─¿Harry? ─la dulce voz de Anne Cox invadió la habitación mientras buscaba al pequeño de ojos verdes y cabello rizado.
Dejó la comida sobre la mesa antes caminar hacia la habitación de la pequeña Gemma, quién tenía casi tres meses de nacida.
─¿Harry? ¿Qué haces aquí?─ ella frunció el ceño, abriendo la puerta de la habitación mientras el pequeño escondía algo en su espalda.
La preocupación la invadió y de un segundo a otro ya estaba frente a la cuna.
─¡Oh Dios mío! ─ella chilló ─¡¿Pero de dónde has sacado todo esto?! ─gritó, enojada viendo aquel líquido rojo embarrado en todo el rostro de su bebé.
Levantó a Gemma en brazos antes de dirigirse al baño a limpiar el rostro de su hija.
Entonces el pequeño Harry soltó una risita, observando aquel animal muerto que él mismo había conseguido, en sus manos.
*
─Mierda ─él susurró viendo la hora que era.
3:56am
Ya era tarde, aunque había podido dormir mucho más de lo que acostumbraba. Las pastillas ya no funcionaban, los terrores nocturnos y los recuerdos habían regresado.
Su camisa se sentía mojada al igual que su sábanas, por lo que supo que no podría dormir más.
Decidió salir al jardín para así poder tomar un poco de aire, el verano había comenzado semanas atrás así que el clima era soportable en ese entonces. Tomó unos pantalones y salió sin hacer mucho ruido.
Estuvo tal vez cinco minutos sentado en el pasto cuando la madre Geneva apareció a algunos pasos de él.

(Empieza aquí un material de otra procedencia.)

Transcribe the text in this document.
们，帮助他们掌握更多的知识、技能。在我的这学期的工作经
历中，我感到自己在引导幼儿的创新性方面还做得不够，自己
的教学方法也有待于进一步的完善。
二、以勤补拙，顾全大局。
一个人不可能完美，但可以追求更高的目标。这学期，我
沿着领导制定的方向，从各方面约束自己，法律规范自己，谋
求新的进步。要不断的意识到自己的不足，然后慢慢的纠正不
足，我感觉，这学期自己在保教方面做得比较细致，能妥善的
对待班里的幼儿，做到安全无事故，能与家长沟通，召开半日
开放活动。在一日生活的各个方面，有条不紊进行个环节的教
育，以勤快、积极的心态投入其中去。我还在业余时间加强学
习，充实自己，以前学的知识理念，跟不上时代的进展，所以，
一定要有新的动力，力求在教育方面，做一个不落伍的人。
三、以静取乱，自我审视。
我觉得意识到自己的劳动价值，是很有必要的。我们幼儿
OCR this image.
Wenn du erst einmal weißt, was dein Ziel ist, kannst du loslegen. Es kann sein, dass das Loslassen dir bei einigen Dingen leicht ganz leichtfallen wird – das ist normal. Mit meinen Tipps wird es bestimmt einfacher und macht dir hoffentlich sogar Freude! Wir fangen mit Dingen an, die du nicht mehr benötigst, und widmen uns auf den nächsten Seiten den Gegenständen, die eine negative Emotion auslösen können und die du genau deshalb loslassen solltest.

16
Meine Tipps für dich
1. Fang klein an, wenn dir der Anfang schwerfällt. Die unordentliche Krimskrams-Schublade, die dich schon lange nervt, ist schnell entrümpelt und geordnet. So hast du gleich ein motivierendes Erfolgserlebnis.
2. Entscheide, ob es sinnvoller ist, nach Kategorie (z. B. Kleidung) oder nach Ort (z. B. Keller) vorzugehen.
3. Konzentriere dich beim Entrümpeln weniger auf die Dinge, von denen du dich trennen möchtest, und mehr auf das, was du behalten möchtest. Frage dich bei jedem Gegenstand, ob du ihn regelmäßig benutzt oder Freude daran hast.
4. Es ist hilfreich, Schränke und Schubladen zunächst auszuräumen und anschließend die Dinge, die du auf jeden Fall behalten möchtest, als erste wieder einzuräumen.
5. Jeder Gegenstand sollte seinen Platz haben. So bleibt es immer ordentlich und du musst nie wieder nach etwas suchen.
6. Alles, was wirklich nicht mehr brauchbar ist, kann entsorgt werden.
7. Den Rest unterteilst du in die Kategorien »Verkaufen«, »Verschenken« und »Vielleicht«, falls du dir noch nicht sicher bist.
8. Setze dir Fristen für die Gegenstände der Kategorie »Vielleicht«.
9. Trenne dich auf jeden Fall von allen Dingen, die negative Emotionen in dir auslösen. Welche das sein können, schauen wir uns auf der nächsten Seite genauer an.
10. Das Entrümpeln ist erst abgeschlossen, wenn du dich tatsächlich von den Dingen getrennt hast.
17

─Sabes que no puedes salir antes de las seis ─ella mencionó pero él no hizo caso, ni siquiera la miró.
Lo único que podía escucharse era el sonido de los grillos y la fuente del jardín.
─¿Sabes? Yo sé que tú puedes entender todo lo que decimos ─habló ─También sé que no tienes déficit de atención o algún retraso.
Harry la miró por algunos segundos, aunque su cara no reflejara ninguna expresión.
─Tus padres se fueron hace casi 13 años Harry, no puedes lamentarte para siempre.
Él seguía sin decir nada.
─Eres un buen chico, lo sé, pero mañana cumples la mayoría de edad y...
─Y tengo que irme, ya lo sé ─habló por primera vez después de algunos días, no solía hacerlo mucho.
─No tiene que ser mañana, puedes quedarte algunos días más si lo necesitas.
Aunque él no lo demostrara, estaba asustado, asustado de verdad por primera vez en su vida, sin embargo tampoco le importaba demasiado lo que sucediera con él.
La madre Geneva no esperaba ninguna respuesta, sin embargo él volvió a hablar.
─Estaré fuera de aquí mañana a primera hora.